Topshop at Galeries Lafayette
Topshop has been open in Hong Kong for a few years, but only this year has the brand decided to put roots in the mainland, namely in the French department store Galeries Lafayette, a mall that has been struggling to attract shoppers in Beijing’s Xidan area. This version is tiny compared to its flagship and blends in on a floor mainly reserved for Asian independent labels.
Tommy Hilfiger kicked off opening its largest store in Beijing’s In88 shopping center with a football-themed runway show in the spring, hoping to gain Chinese fans by pushing an all-American aesthetic.
JNBY Concept Store
The JNBY Concept Store is nothing new outside of China, but Beijing gained its first in the new Grand Summit mall this year along with an art exhibit in cooperation with Beijing’s UCCA to kick things off. Fans of the international, Hangzhou-born brand that’s known for supporting independent Chinese designers with high-end clothing for adults and children also get a selection of contemporary jewelry and handbags and artisan chocolate.
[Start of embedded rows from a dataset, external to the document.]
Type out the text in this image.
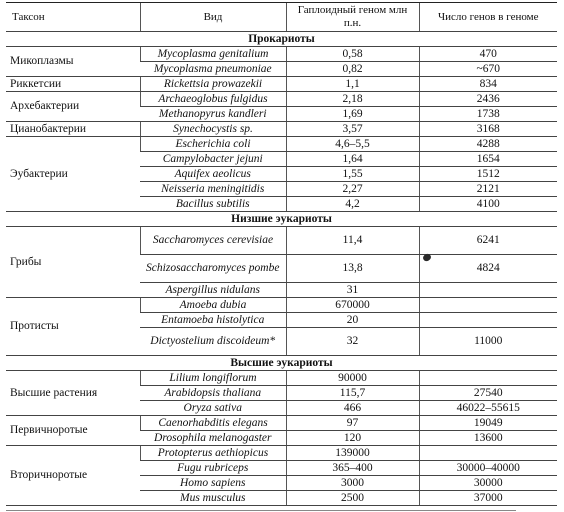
Таксон	Вид	Гаплоидный геном млн п.н.	Число генов в геноме
Прокариоты			
Микоплазмы	Mycoplasma genitalium	0,58	470
	Mycoplasma pneumoniae	0,82	~670
Риккетсии	Rickettsia prowazekii	1,1	834
Архебактерии	Archaeoglobus fulgidus	2,18	2436
	Methanopyrus kandleri	1,69	1738
Цианобактерии	Synechocystis sp.	3,57	3168
Эубактерии	Escherichia coli	4,6–5,5	4288
	Campylobacter jejuni	1,64	1654
	Aquifex aeolicus	1,55	1512
	Neisseria meningitidis	2,27	2121
	Bacillus subtilis	4,2	4100
Низшие эукариоты			
Грибы	Saccharomyces cerevisiae	11,4	6241
	Schizosaccharomyces pombe	13,8	4824
	Aspergillus nidulans	31	
Протисты	Amoeba dubia	670000	
	Entamoeba histolytica	20	
	Dictyostelium discoideum*	32	11000
Высшие эукариоты			
Высшие растения	Lilium longiflorum	90000	
	Arabidopsis thaliana	115,7	27540
	Oryza sativa	466	46022–55615
Первичноротые	Caenorhabditis elegans	97	19049
	Drosophila melanogaster	120	13600
Вторичноротые	Protopterus aethiopicus	139000	
	Fugu rubriceps	365–400	30000–40000
	Homo sapiens	3000	30000
	Mus musculus	2500	37000
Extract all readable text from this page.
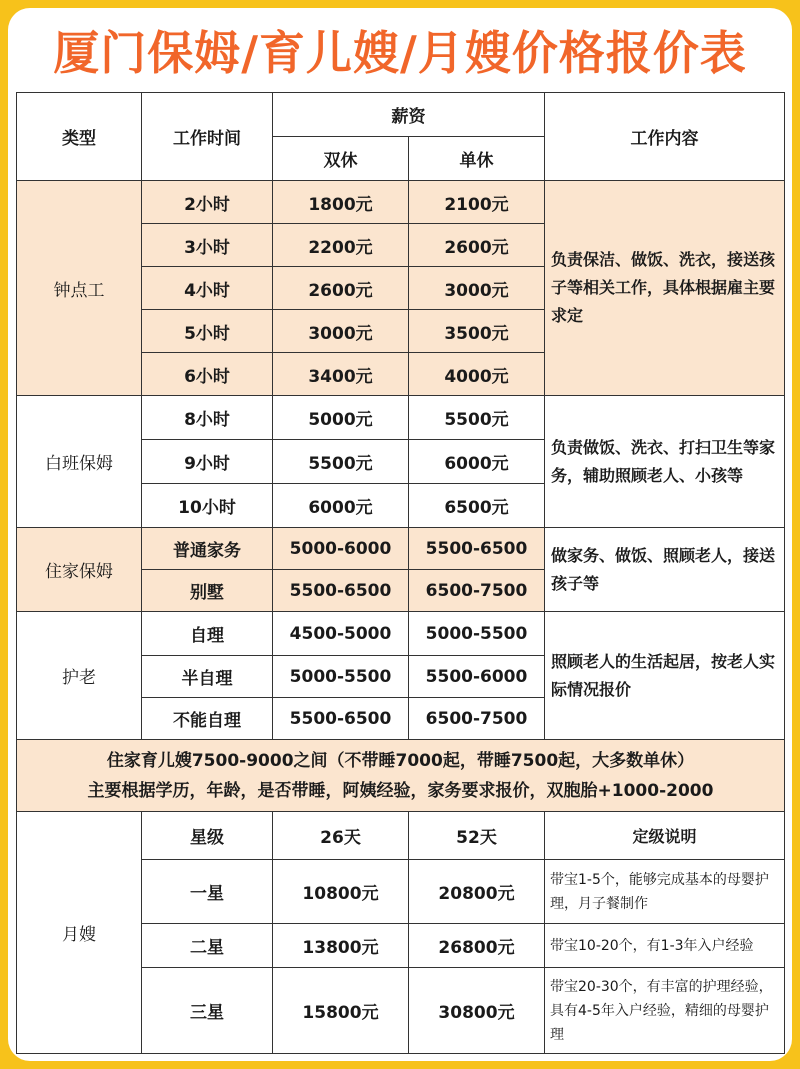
厦门保姆/育儿嫂/月嫂价格报价表
类型	工作时间	薪资		工作内容
		双休	单休	
钟点工	2小时	1800元	2100元	负责保洁、做饭、洗衣，接送孩子等相关工作，具体根据雇主要求定
	3小时	2200元	2600元	
	4小时	2600元	3000元	
	5小时	3000元	3500元	
	6小时	3400元	4000元	
白班保姆	8小时	5000元	5500元	负责做饭、洗衣、打扫卫生等家务，辅助照顾老人、小孩等
	9小时	5500元	6000元	
	10小时	6000元	6500元	
住家保姆	普通家务	5000-6000	5500-6500	做家务、做饭、照顾老人，接送孩子等
	别墅	5500-6500	6500-7500	
护老	自理	4500-5000	5000-5500	照顾老人的生活起居，按老人实际情况报价
	半自理	5000-5500	5500-6000	
	不能自理	5500-6500	6500-7500	

住家育儿嫂7500-9000之间（不带睡7000起，带睡7500起，大多数单休）
主要根据学历，年龄，是否带睡，阿姨经验，家务要求报价，双胞胎+1000-2000				

月嫂	星级	26天	52天	定级说明
	一星	10800元	20800元	带宝1-5个，能够完成基本的母婴护理，月子餐制作
	二星	13800元	26800元	带宝10-20个，有1-3年入户经验
	三星	15800元	30800元	带宝20-30个，有丰富的护理经验，具有4-5年入户经验，精细的母婴护理
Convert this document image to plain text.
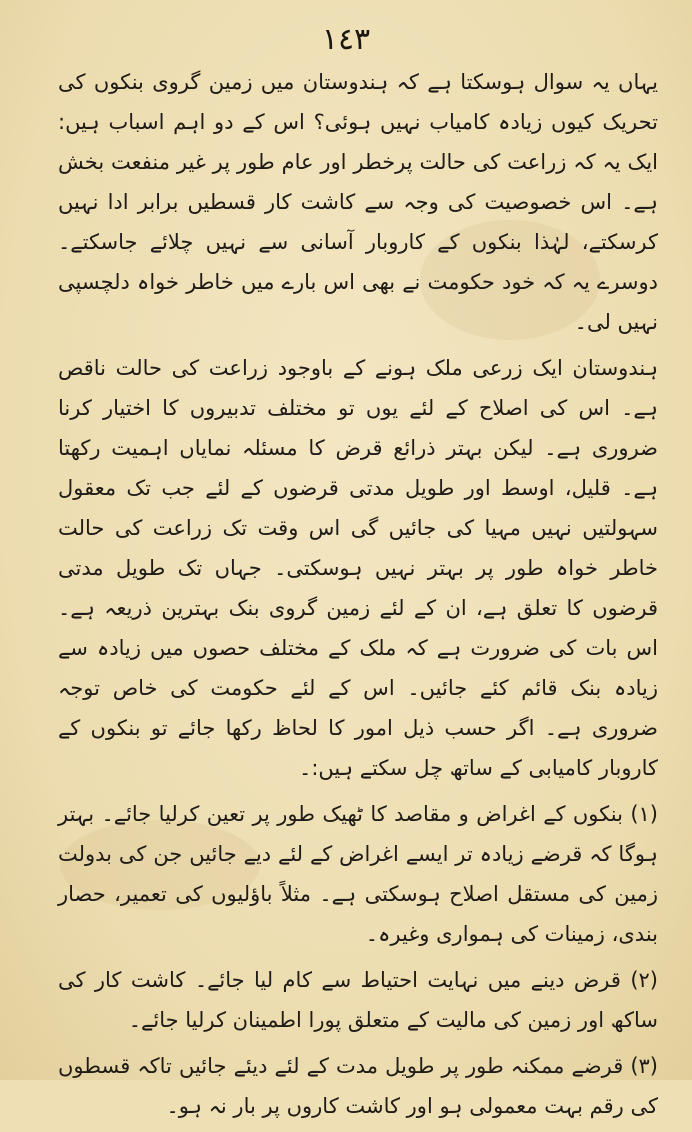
١٤٣

یہاں یہ سوال ہوسکتا ہے کہ ہندوستان میں زمین گروی بنکوں کی تحریک کیوں زیادہ کامیاب نہیں ہوئی؟ اس کے دو اہم اسباب ہیں: ایک یہ کہ زراعت کی حالت پرخطر اور عام طور پر غیر منفعت بخش ہے۔ اس خصوصیت کی وجہ سے کاشت کار قسطیں برابر ادا نہیں کرسکتے، لہٰذا بنکوں کے کاروبار آسانی سے نہیں چلائے جاسکتے۔ دوسرے یہ کہ خود حکومت نے بھی اس بارے میں خاطر خواہ دلچسپی نہیں لی۔

ہندوستان ایک زرعی ملک ہونے کے باوجود زراعت کی حالت ناقص ہے۔ اس کی اصلاح کے لئے یوں تو مختلف تدبیروں کا اختیار کرنا ضروری ہے۔ لیکن بہتر ذرائع قرض کا مسئلہ نمایاں اہمیت رکھتا ہے۔ قلیل، اوسط اور طویل مدتی قرضوں کے لئے جب تک معقول سہولتیں نہیں مہیا کی جائیں گی اس وقت تک زراعت کی حالت خاطر خواہ طور پر بہتر نہیں ہوسکتی۔ جہاں تک طویل مدتی قرضوں کا تعلق ہے، ان کے لئے زمین گروی بنک بہترین ذریعہ ہے۔ اس بات کی ضرورت ہے کہ ملک کے مختلف حصوں میں زیادہ سے زیادہ بنک قائم کئے جائیں۔ اس کے لئے حکومت کی خاص توجہ ضروری ہے۔ اگر حسب ذیل امور کا لحاظ رکھا جائے تو بنکوں کے کاروبار کامیابی کے ساتھ چل سکتے ہیں:۔

(۱) بنکوں کے اغراض و مقاصد کا ٹھیک طور پر تعین کرلیا جائے۔ بہتر ہوگا کہ قرضے زیادہ تر ایسے اغراض کے لئے دیے جائیں جن کی بدولت زمین کی مستقل اصلاح ہوسکتی ہے۔ مثلاً باؤلیوں کی تعمیر، حصار بندی، زمینات کی ہمواری وغیرہ۔

(۲) قرض دینے میں نہایت احتیاط سے کام لیا جائے۔ کاشت کار کی ساکھ اور زمین کی مالیت کے متعلق پورا اطمینان کرلیا جائے۔

(۳) قرضے ممکنہ طور پر طویل مدت کے لئے دیئے جائیں تاکہ قسطوں کی رقم بہت معمولی ہو اور کاشت کاروں پر بار نہ ہو۔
Macy’s entered China this year on more official terms when it opened its shop on Alibaba Group’s Tmall, becoming the first U.S. department store to do so. It steered away from opening a brick-and-mortar shop, unlike its competitors who have done so and struggled, like the UK brand Marks & Spencer. M&S closed a chunk of its stores in Shanghai and instead opened a brand new space in Beijing’s business district shopping center, The Place.
Huamao Shopping Center in Beijing acquired a 9,000-square-foot Michael Kors flagship store last month, which was celebrated with a photo exhibition done in collaboration with Vogue China. The new shop is now the largest in Asia, followed by the Shanghai flagship that opened last year alongside a high-profile campaign to attract jet-set Chinese consumers.